One of the biggest problems games encounter is the public perception of games as time wasters, says Kirubel. Even though international gaming champions receive hundreds of millions of dollars in prize money and the global eSports economy is expected to reach one billion dollars in 2018, public prejudice and disdain is persistent.

To Dagmawi, gaming is not just entertainment but another way of creating meaningful impact. “Games are the highest form of art for me. If you go to the Louvre and see paintings you are a spectator. If you go to a concert, you’re an audience member. But there’s no spectatorship in games. You are a player. You are part of the art. It is active and engaging.”

Dagmawi’s interests in games can be summed up as ‘games for change. He gives the example of science fiction and any fictitious representation of the future. “Stories of the future are not inclusive of Africa. Africans need to tell their own stories. In first person shooter games like Call of Duty (an MMORPG) the only African character is maybe an African dictator you have to kill. We have a waiting mindset. We are either waiting for western aid or waiting for God.”

Kirubel mentions the depiction of the Axumite Empire in the Microsoft owned real time strategy video game Edge of Empires, a connection only one familiar with the history can make. “We have 5000 years worth of Ethiopian history to explore and share ourselves.”

The issues that the Addis Ababa team has chosen to gamify for Enter Africa are transport: tourism and health. Dagmawi gives the example of Tenadam, the health initiative designed to keep doctors in touch with patients after patients have been cured. The project aims to help overworked doctors get perspective on how they are contributing to the continued health of a person, creating positive impact in their day-to-day activities and giving meaning to the emotionally tasking health care profession.

Dagmawi worked a nine to five government job, until gaming changed his life completely. “If we can change khat houses to game houses we are creating more proactive young people,” he says.

Enter Africa plans to launch the games created in January 2019 and then turn them into an international ‘analog and digital megagame’.

Games can clearly be used as a profitable financial venture as well as possible way to create social impact so why has it not caught on?

According to Kirubel, it’s hard to think of D5 as a business.

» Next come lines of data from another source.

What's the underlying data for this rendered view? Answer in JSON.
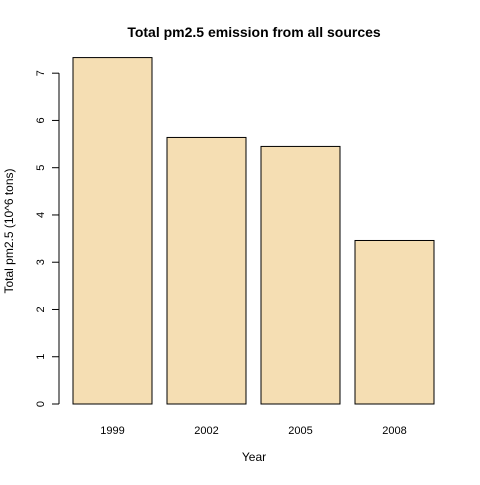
{
  "colors": {
    "bar_fill": "#f5deb3",
    "bar_stroke": "#000000",
    "axis": "#000000",
    "background": "#ffffff"
  },
  "chart_data": {
    "type": "bar",
    "title": "Total pm2.5 emission from all sources",
    "xlabel": "Year",
    "ylabel": "Total pm2.5 (10^6 tons)",
    "categories": [
      "1999",
      "2002",
      "2005",
      "2008"
    ],
    "values": [
      7.33,
      5.64,
      5.45,
      3.46
    ],
    "ylim": [
      0,
      7.3
    ],
    "yticks": [
      0,
      1,
      2,
      3,
      4,
      5,
      6,
      7
    ],
    "grid": false,
    "legend": "none"
  }
}
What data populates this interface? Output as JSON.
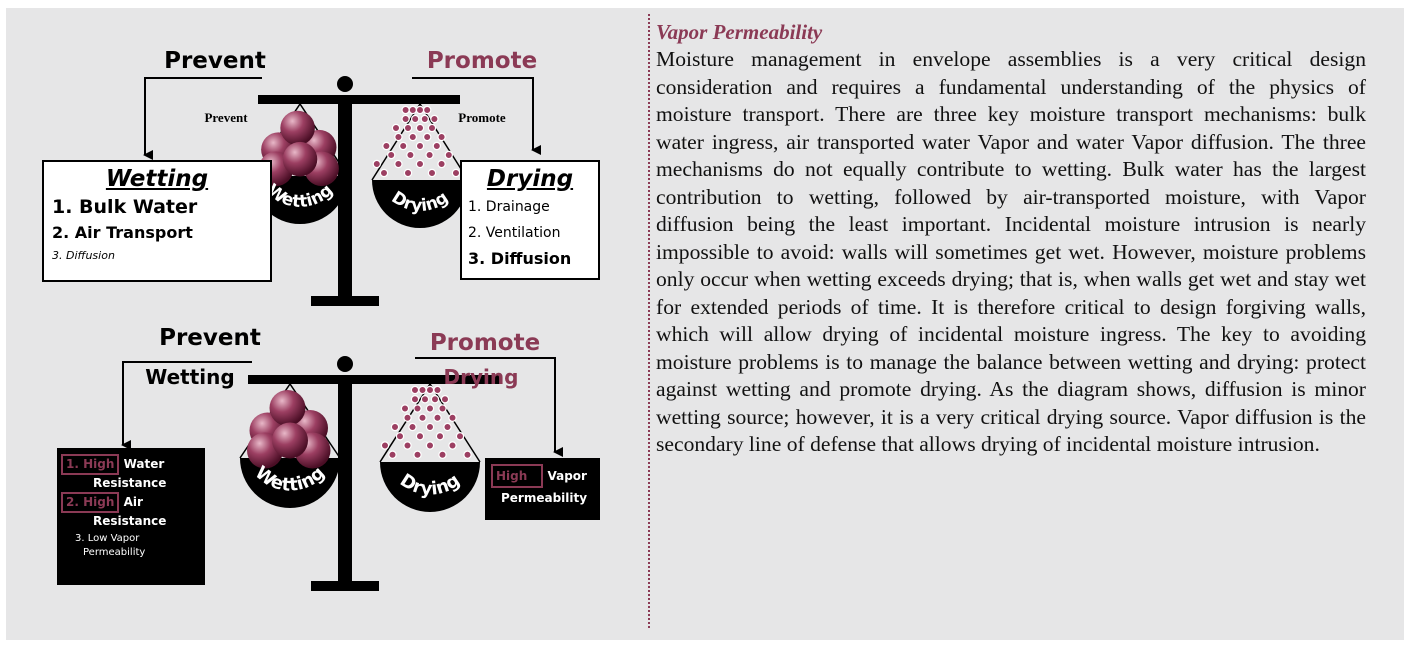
{
  "diagram": {
    "top": {
      "left_label": "Prevent",
      "right_label": "Promote",
      "pan_left_small": "Prevent",
      "pan_right_small": "Promote",
      "left_pan": "Wetting",
      "right_pan": "Drying",
      "left_box": {
        "title": "Wetting",
        "items": [
          "1. Bulk Water",
          "2. Air Transport",
          "3. Diffusion"
        ]
      },
      "right_box": {
        "title": "Drying",
        "items": [
          "1. Drainage",
          "2. Ventilation",
          "3. Diffusion"
        ]
      }
    },
    "bottom": {
      "left_label": "Prevent",
      "left_sub": "Wetting",
      "right_label": "Promote",
      "right_sub": "Drying",
      "left_pan": "Wetting",
      "right_pan": "Drying",
      "left_box": [
        {
          "tag": "1. High",
          "text": "Water",
          "text2": "Resistance"
        },
        {
          "tag": "2. High",
          "text": "Air",
          "text2": "Resistance"
        },
        {
          "text": "3. Low Vapor",
          "text2": "Permeability"
        }
      ],
      "right_box": {
        "tag": "High",
        "text": "Vapor",
        "text2": "Permeability"
      }
    }
  },
  "article": {
    "title": "Vapor Permeability",
    "body": "Moisture management in envelope assemblies is a very critical design consideration and requires a fundamental understanding of the physics of moisture transport. There are three key moisture transport mechanisms: bulk water ingress, air transported water Vapor and water Vapor diffusion. The three mechanisms do not equally contribute to wetting. Bulk water has the largest contribution to wetting, followed by air-transported moisture, with Vapor diffusion being the least important. Incidental moisture intrusion is nearly impossible to avoid: walls will sometimes get wet. However, moisture problems only occur when wetting exceeds drying; that is, when walls get wet and stay wet for extended periods of time. It is therefore critical to design forgiving walls, which will allow drying of incidental moisture ingress. The key to avoiding moisture problems is to manage the balance between wetting and drying: protect against wetting and promote drying. As the diagram shows, diffusion is minor wetting source; however, it is a very critical drying source. Vapor diffusion is the secondary line of defense that allows drying of incidental moisture intrusion."
  }
}
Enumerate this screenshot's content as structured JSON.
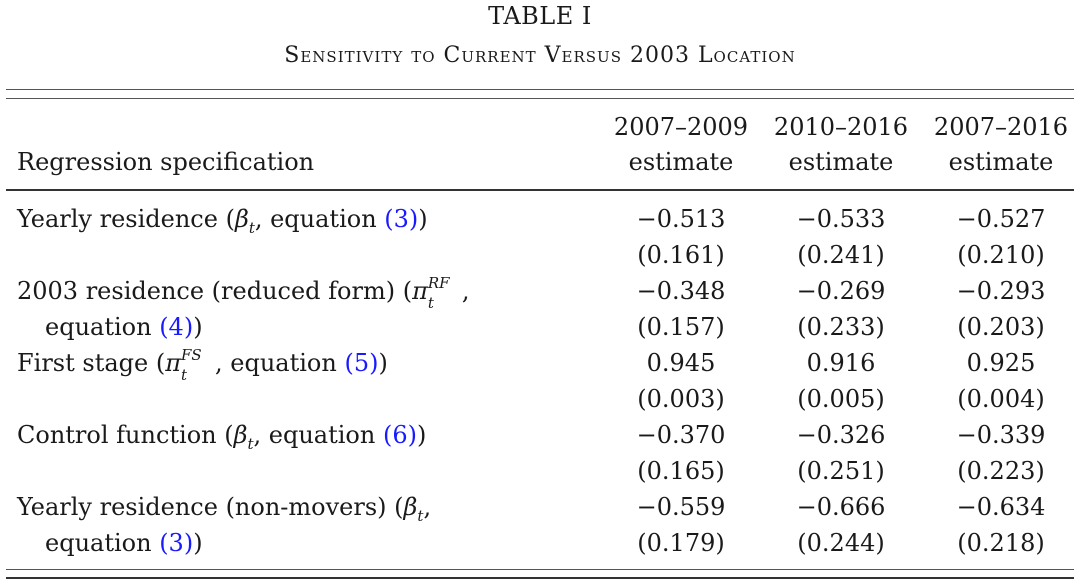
{
  "title": "TABLE I",
  "subtitle": "Sensitivity to Current Versus 2003 Location",
  "header": {
    "label": "Regression specification",
    "columns": [
      {
        "line1": "2007–2009",
        "line2": "estimate"
      },
      {
        "line1": "2010–2016",
        "line2": "estimate"
      },
      {
        "line1": "2007–2016",
        "line2": "estimate"
      }
    ]
  },
  "link_color": "#1a1aff",
  "rows": [
    {
      "pre": "Yearly residence (",
      "sym": "β",
      "sub": "t",
      "sup": "",
      "mid": ", equation ",
      "line2": "",
      "link": "(3)",
      "post": ")",
      "estimates": [
        "−0.513",
        "−0.533",
        "−0.527"
      ],
      "se": [
        "(0.161)",
        "(0.241)",
        "(0.210)"
      ]
    },
    {
      "pre": "2003 residence (reduced form) (",
      "sym": "π",
      "sub": "t",
      "sup": "RF",
      "mid": ",",
      "line2": "equation ",
      "link": "(4)",
      "post": ")",
      "estimates": [
        "−0.348",
        "−0.269",
        "−0.293"
      ],
      "se": [
        "(0.157)",
        "(0.233)",
        "(0.203)"
      ]
    },
    {
      "pre": "First stage (",
      "sym": "π",
      "sub": "t",
      "sup": "FS",
      "mid": ", equation ",
      "line2": "",
      "link": "(5)",
      "post": ")",
      "estimates": [
        "0.945",
        "0.916",
        "0.925"
      ],
      "se": [
        "(0.003)",
        "(0.005)",
        "(0.004)"
      ]
    },
    {
      "pre": "Control function (",
      "sym": "β",
      "sub": "t",
      "sup": "",
      "mid": ", equation ",
      "line2": "",
      "link": "(6)",
      "post": ")",
      "estimates": [
        "−0.370",
        "−0.326",
        "−0.339"
      ],
      "se": [
        "(0.165)",
        "(0.251)",
        "(0.223)"
      ]
    },
    {
      "pre": "Yearly residence (non-movers) (",
      "sym": "β",
      "sub": "t",
      "sup": "",
      "mid": ",",
      "line2": "equation ",
      "link": "(3)",
      "post": ")",
      "estimates": [
        "−0.559",
        "−0.666",
        "−0.634"
      ],
      "se": [
        "(0.179)",
        "(0.244)",
        "(0.218)"
      ]
    }
  ]
}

In the 3 years since establishment it has not made them revenue but demanded quite a bit of expenditure when organizing gaming competitions, renting venue, expensive international travel costs to compete internationally or participate in conventions.

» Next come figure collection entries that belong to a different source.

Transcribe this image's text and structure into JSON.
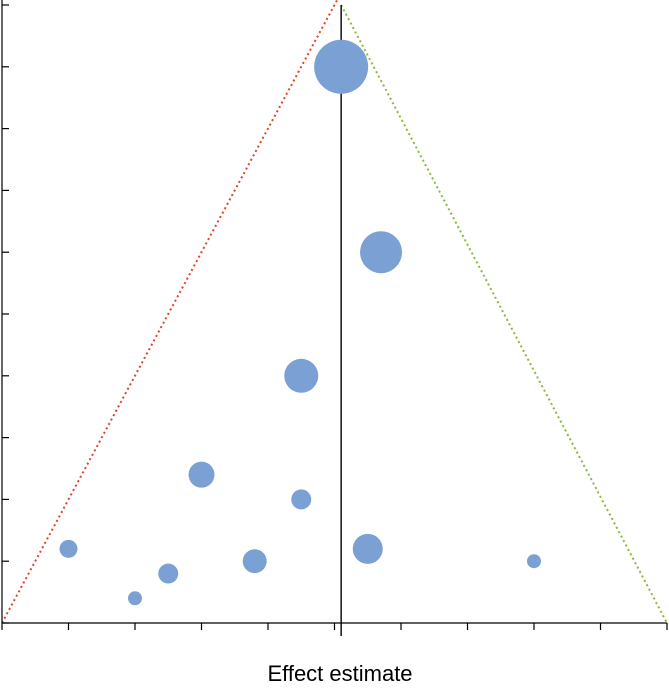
{
  "chart_data": {
    "type": "scatter",
    "x_label": "Effect estimate",
    "x": [
      5.1,
      5.7,
      4.5,
      3.0,
      4.5,
      1.0,
      5.5,
      3.8,
      2.5,
      2.0,
      8.0
    ],
    "values": [
      9,
      6,
      4,
      2.4,
      2,
      1.2,
      1.2,
      1,
      0.8,
      0.4,
      1
    ],
    "sizes": [
      27,
      21,
      17,
      13,
      10,
      9,
      15,
      12,
      10,
      7,
      7
    ],
    "color": "#7ba1d4",
    "center": 5.1,
    "xlim": [
      0,
      10
    ],
    "ylim": [
      0,
      10
    ],
    "xticks": [
      0,
      1,
      2,
      3,
      4,
      5,
      6,
      7,
      8,
      9,
      10
    ],
    "yticks": [
      0,
      1,
      2,
      3,
      4,
      5,
      6,
      7,
      8,
      9,
      10
    ]
  }
}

Countries like South Africa, Nigeria and even Kenya have growing investment in the industry. They host comicon and giant gaming conventions. Their governments are creating policy frameworks that support the gaming industry.

“The African market is wide open. There is place for us regionally but we have limitations at home,” says Kirubel. “The largest untapped market is the 75 percent of the youth in Ethiopia. The gaming community here is growing steadily. Our job is to direct this growing interest.”

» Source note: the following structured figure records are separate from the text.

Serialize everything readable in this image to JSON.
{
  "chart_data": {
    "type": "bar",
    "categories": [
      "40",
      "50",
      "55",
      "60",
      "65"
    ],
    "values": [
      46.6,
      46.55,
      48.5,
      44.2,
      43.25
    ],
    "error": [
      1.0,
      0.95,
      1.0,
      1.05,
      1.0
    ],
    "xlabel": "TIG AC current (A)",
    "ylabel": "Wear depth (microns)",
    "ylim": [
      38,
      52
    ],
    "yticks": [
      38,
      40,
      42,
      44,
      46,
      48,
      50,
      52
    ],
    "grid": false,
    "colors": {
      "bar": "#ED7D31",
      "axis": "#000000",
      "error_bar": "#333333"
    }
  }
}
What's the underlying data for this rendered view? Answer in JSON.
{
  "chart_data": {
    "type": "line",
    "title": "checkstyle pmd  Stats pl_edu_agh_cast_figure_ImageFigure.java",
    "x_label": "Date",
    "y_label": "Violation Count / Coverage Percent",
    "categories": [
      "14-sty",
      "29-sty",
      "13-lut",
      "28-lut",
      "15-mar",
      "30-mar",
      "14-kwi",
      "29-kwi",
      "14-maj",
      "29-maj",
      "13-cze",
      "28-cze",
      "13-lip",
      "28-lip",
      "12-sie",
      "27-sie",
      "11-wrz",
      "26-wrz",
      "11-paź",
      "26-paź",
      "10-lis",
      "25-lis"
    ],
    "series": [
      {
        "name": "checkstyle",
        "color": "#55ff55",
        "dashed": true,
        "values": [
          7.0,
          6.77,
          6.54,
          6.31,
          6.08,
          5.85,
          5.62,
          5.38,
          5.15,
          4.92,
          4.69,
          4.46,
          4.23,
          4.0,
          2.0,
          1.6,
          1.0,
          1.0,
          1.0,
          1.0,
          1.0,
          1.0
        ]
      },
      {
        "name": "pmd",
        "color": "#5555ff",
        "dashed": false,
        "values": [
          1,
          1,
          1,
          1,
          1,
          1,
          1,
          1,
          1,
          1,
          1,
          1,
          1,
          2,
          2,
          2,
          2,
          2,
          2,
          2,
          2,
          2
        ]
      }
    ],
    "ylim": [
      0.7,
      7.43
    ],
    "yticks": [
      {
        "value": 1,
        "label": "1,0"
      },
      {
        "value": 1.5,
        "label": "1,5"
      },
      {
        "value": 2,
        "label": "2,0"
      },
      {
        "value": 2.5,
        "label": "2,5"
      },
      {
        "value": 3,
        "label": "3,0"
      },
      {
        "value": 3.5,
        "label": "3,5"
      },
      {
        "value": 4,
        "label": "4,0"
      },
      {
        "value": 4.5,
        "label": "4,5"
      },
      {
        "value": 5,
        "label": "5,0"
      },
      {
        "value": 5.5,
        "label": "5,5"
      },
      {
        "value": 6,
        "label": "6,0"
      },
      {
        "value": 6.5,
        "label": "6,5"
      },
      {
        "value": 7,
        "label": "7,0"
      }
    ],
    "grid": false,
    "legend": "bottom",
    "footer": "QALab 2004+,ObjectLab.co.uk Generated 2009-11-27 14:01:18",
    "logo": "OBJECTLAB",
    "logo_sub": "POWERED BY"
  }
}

D5’s regional activities have put Ethiopia on the African gaming map. D5 has participated in comicon Kenya and is preparing for Global Game Jam 2019. They frequently receive invitations from various African and international gaming conventions but the costs of travel are extravagant. The vexing thing about gaming conventions or meetings on African games for Kirubel is that these events are not held in African cities. Or if one country is doing well in the industry their work comes represents all of Africa.

There are many young people with the potential to create good games if given the opportunity. Failed investments, spending money out of their own pockets and foiled dreams are part of the story of gaming. Talented individuals are choosing to become programmers and graphic designers because game development has no money in it at the moment.

“We have been bruised but we are still going. It is hard but I love it. The passion is here,” Kirubel is confident about the future. “The market has potential. There will be return on investment in the next 5 years. I can guarantee that.”